While working on my quilt for the Modern Quilt Along, I frequently wondered if the name for the project, Unfinished Business, was a curse. I knew that my husband had chosen the most difficult pattern in the book, but I'm a reasonably confident quilter, and the difficulty level didn't intimidate me... at first. Selecting the fabrics was somewhat challenging, largely because my chosen colors (greys) were not very common in any of the shops I visited. It was also a bit difficult for me to step away from buying only fabrics I *love*, and instead choosing fabrics because they would work with the pattern. For this quilt, I purchased and used many fabrics I didn't particularly like, placing my trust in the pattern itself and haivng faith that I would be happy with the end result.

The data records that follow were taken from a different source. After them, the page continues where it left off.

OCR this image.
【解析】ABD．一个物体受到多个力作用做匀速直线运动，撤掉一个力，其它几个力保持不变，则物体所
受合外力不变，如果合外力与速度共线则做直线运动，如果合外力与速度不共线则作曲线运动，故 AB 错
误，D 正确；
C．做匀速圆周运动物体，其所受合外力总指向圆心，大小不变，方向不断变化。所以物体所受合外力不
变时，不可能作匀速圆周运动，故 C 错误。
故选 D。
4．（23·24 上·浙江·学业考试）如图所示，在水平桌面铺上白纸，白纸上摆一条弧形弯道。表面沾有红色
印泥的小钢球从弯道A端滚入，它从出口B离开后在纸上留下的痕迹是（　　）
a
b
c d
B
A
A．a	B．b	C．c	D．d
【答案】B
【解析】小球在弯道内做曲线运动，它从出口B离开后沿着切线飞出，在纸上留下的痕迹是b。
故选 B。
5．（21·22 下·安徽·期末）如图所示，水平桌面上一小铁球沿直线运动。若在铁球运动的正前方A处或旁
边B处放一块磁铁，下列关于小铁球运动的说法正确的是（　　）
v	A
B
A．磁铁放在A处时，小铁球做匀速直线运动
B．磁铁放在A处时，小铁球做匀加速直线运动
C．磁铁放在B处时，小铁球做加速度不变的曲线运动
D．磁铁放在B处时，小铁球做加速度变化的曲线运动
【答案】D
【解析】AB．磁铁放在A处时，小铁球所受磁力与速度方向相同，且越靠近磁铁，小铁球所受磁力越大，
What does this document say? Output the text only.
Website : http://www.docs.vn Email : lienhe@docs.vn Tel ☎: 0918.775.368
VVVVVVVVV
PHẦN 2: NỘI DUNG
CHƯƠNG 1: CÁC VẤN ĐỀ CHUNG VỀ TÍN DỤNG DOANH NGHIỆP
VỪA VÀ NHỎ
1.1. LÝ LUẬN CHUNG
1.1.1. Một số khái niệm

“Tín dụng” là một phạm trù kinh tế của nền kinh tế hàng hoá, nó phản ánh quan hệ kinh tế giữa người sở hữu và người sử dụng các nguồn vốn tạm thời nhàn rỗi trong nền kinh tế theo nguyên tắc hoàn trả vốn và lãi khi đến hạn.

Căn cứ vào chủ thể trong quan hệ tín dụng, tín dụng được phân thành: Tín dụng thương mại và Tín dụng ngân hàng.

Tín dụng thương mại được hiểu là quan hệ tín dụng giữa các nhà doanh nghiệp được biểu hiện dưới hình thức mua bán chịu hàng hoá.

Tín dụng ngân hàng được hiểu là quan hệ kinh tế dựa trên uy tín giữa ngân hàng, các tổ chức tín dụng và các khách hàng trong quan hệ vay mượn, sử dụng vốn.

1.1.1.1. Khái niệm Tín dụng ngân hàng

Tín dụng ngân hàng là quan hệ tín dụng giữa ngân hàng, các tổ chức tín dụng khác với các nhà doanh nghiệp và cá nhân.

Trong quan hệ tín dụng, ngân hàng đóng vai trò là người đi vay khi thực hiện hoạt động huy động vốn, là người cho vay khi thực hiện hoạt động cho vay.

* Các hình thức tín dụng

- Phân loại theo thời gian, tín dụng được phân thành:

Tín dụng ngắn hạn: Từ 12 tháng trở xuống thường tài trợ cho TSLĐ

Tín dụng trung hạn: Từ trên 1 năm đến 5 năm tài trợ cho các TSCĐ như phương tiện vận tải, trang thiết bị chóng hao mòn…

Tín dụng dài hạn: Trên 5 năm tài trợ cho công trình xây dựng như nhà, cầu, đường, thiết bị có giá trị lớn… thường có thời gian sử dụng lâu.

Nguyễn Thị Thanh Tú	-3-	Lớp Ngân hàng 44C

Cutting the fabric strips and irregular shapes was easy, if time consuming, and beginning the piecing wasn't too bad. This was the calm before the storm... The real headaches with the pattern came when it was time to begin joining the "blocks" (and I use that word very loosely because these aren't blocks in the traditional sense - each one is totally unique). Because I wanted to be somewhat thrifty with my fabric, joining the pieces was like a giant puzzle. I tried to match pieces that would best fit together without a lot of fabric waste while also trying to keep a lot of variety (of fabrics, shapes, sizes) in each of the blocks. I cursed my way through the first "row" of the quilt, but learned some lessons along the way. The next rows came more and more quickly, and by the fourth row, I really felt as if I knew what I was doing.
Because the fabrics are not all joined parallel or perpendicular to the grain, this quilt is pretty squirrely to work with - lots of stretch and wiggling. Squaring up each row was scary (am I cutting "straight"?!?), and the moment of truth came when all the rows were joined... is it square? are the sides straight? Thanks to lots of double and triple and quadruple measuring, the finished top was pretty square.
I decided to quilt as it was shown in the book. I selected random, irregular "blocks" and free-motion quilted concentric rectangles within the block. I didn't try to quilt straight lines (really!), and I wanted them to be funky, irregularly spaced, and full of motion - much like the patchwork itself. I used 4 different color threads (in the bobbin too) to closely match the overall value of each row. But because I was using the same colors of thread on the front and back of the quilt, the quilting thread changes on the back and is more or less apparent depending on the area of the quilt. I didn't bind the quilt, but used the knife-edge technique to close the sides. Rather than topstitching by machine, I handstitched it closed using the ladder stitch.
front of quilt
quilt back is a fantastic fabric from Lonni Rossi's typospheres collection. I love the greys and flashes of metallic silver - perfect for this quilt! I pieced the back in 4 segments that match the 4 segments on the front.
Here are some detail shots:
So glad it's finally finished, and so pleased with the final results. This one has been a long time coming, and I learned a ton in the process. I feel so much more confident as a quilter now... but I think I'm going to work on something a bit simpler for a bit!